Participants also expressed frustration with the complexity of the legal system and court procedures. “The entire process is confusing and not understandable. The statutes are unreadable, and the forms are difficult to understand,” Becky Casey, a Fremont County self-represented litigant coordinator and family court facilitator, told the commission. Several other participants mentioned the complexity and legalese of court forms and documents as a barrier, according to the report, and one Arapahoe County judge recommended that forms be written in plain language.

In addition to identifying challenges, the report provides recommendations to “help bridge the civil justice gap.” The state legislature should increase funding for civil legal aid and prioritize access to justice legislation, according to the report, while law schools should encourage students and recent graduates to practice in rural Colorado and do pro bono work. The Judicial Department should continue to make remote appearances available and expand technology to support them, the report says.
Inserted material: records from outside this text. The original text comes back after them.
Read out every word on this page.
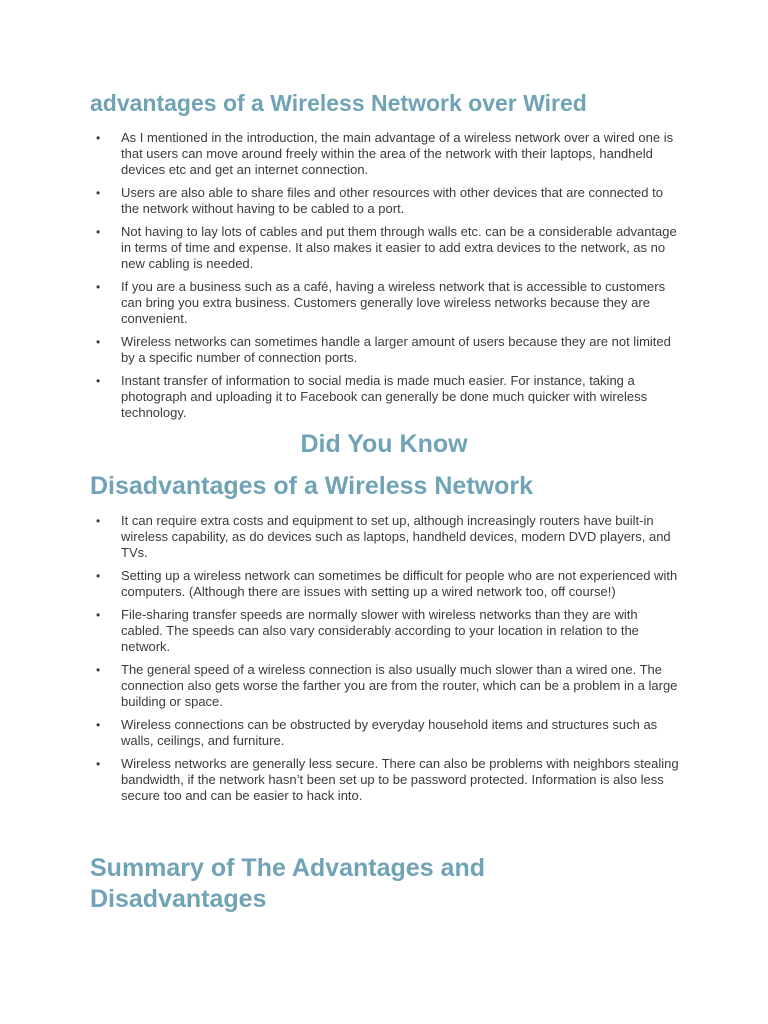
advantages of a Wireless Network over Wired
• As I mentioned in the introduction, the main advantage of a wireless network over a wired one is that users can move around freely within the area of the network with their laptops, handheld devices etc and get an internet connection.
• Users are also able to share files and other resources with other devices that are connected to the network without having to be cabled to a port.
• Not having to lay lots of cables and put them through walls etc. can be a considerable advantage in terms of time and expense. It also makes it easier to add extra devices to the network, as no new cabling is needed.
• If you are a business such as a café, having a wireless network that is accessible to customers can bring you extra business. Customers generally love wireless networks because they are convenient.
• Wireless networks can sometimes handle a larger amount of users because they are not limited by a specific number of connection ports.
• Instant transfer of information to social media is made much easier. For instance, taking a photograph and uploading it to Facebook can generally be done much quicker with wireless technology.
Did You Know
Disadvantages of a Wireless Network
• It can require extra costs and equipment to set up, although increasingly routers have built-in wireless capability, as do devices such as laptops, handheld devices, modern DVD players, and TVs.
• Setting up a wireless network can sometimes be difficult for people who are not experienced with computers. (Although there are issues with setting up a wired network too, off course!)
• File-sharing transfer speeds are normally slower with wireless networks than they are with cabled. The speeds can also vary considerably according to your location in relation to the network.
• The general speed of a wireless connection is also usually much slower than a wired one. The connection also gets worse the farther you are from the router, which can be a problem in a large building or space.
• Wireless connections can be obstructed by everyday household items and structures such as walls, ceilings, and furniture.
• Wireless networks are generally less secure. There can also be problems with neighbors stealing bandwidth, if the network hasn’t been set up to be password protected. Information is also less secure too and can be easier to hack into.
Summary of The Advantages and Disadvantages
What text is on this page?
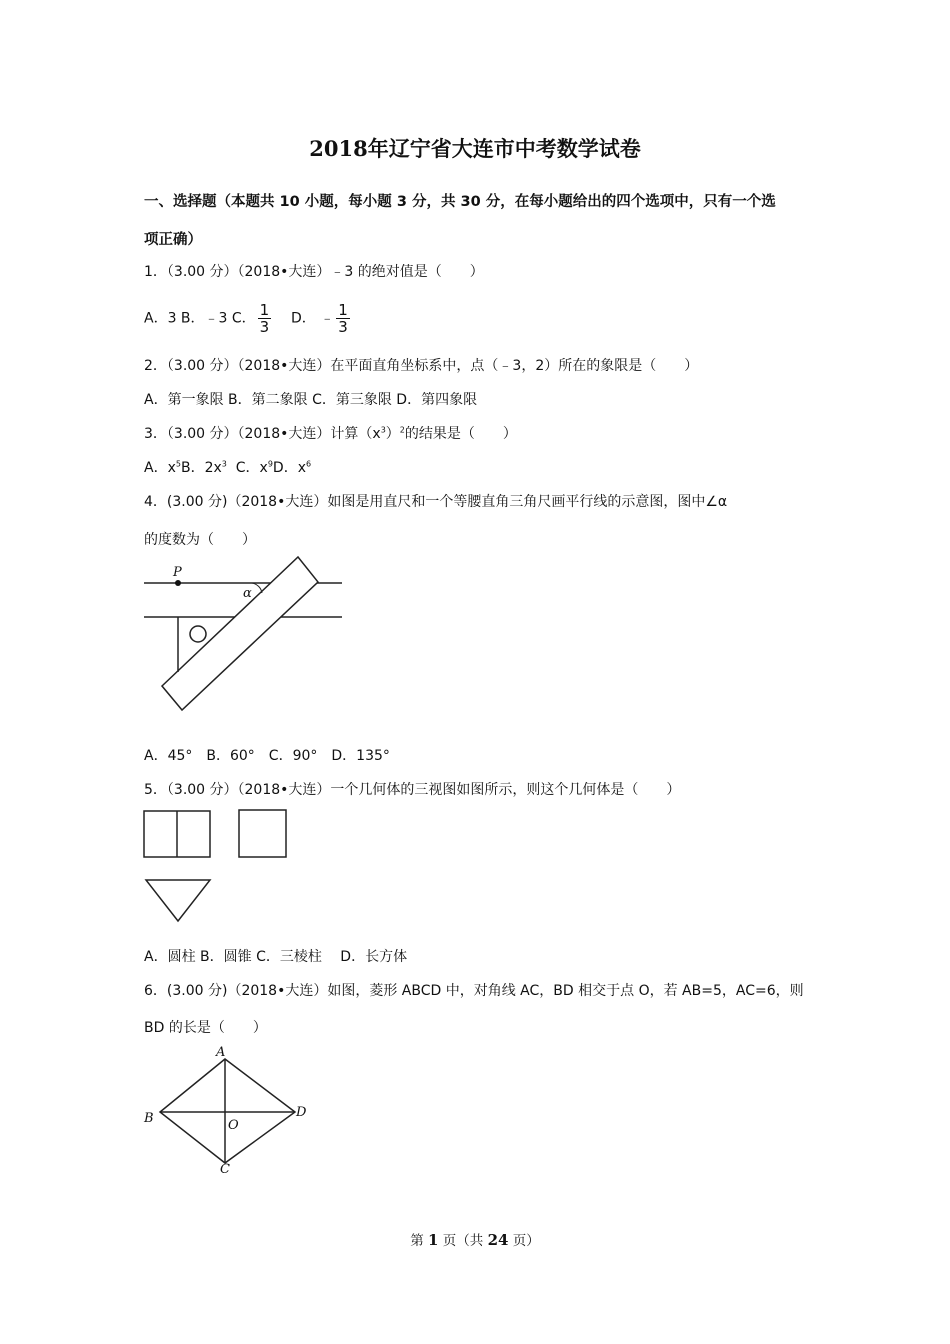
2018年辽宁省大连市中考数学试卷
一、选择题（本题共 10 小题，每小题 3 分，共 30 分，在每小题给出的四个选项中，只有一个选
项正确）
1．（3.00 分）（2018•大连）﹣3 的绝对值是（　　）
A．3 B．﹣3 C． $\frac{1}{3}$ D． ﹣ $\frac{1}{3}$
2．（3.00 分）（2018•大连）在平面直角坐标系中，点（﹣3，2）所在的象限是（　　）
A．第一象限 B．第二象限 C．第三象限 D．第四象限
3．（3.00 分）（2018•大连）计算$(x^3)^2$的结果是（　　）
A．$x^5B$．$2x^3$ C．$x^9D$．$x^6$
4．(3.00 分)（2018•大连）如图是用直尺和一个等腰直角三角尺画平行线的示意图，图中∠α
的度数为（　　）
P
α
A．45°　B．60°　C．90°　D．135°
5．（3.00 分）（2018•大连）一个几何体的三视图如图所示，则这个几何体是（　　）
A．圆柱 B．圆锥 C．三棱柱　 D．长方体
6．(3.00 分)（2018•大连）如图，菱形 ABCD 中，对角线 AC，BD 相交于点 O，若 AB=5，AC=6，则
BD 的长是（　　）
A
B
C
D
O
第 1 页（共 24 页）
The report also recommends the judicial branch offer training for judges and judicial staff on how to serve people experiencing trauma, and Overall said the commission plans to develop trauma training opportunities for the courts.

The report urged attorneys to support access to justice by offering unbundled, low bono and sliding scale services. They can also serve on local access to justice committees, which are supported by the ATJC and focus on regionally tailored solutions to access to justice problems. The report also encourages lawyers to fulfill the Colorado Supreme Court’s Pro Bono Recognition Program pledge to dedicate 50 hours or more to pro bono services each year. 

“Attorneys need to be part of that army,” Overall said. “And they, in doing so, will be converted into advocates pretty quickly, because what attorneys realize when they start becoming involved in pro bono work is that it’s the most fulfilling part of their week.”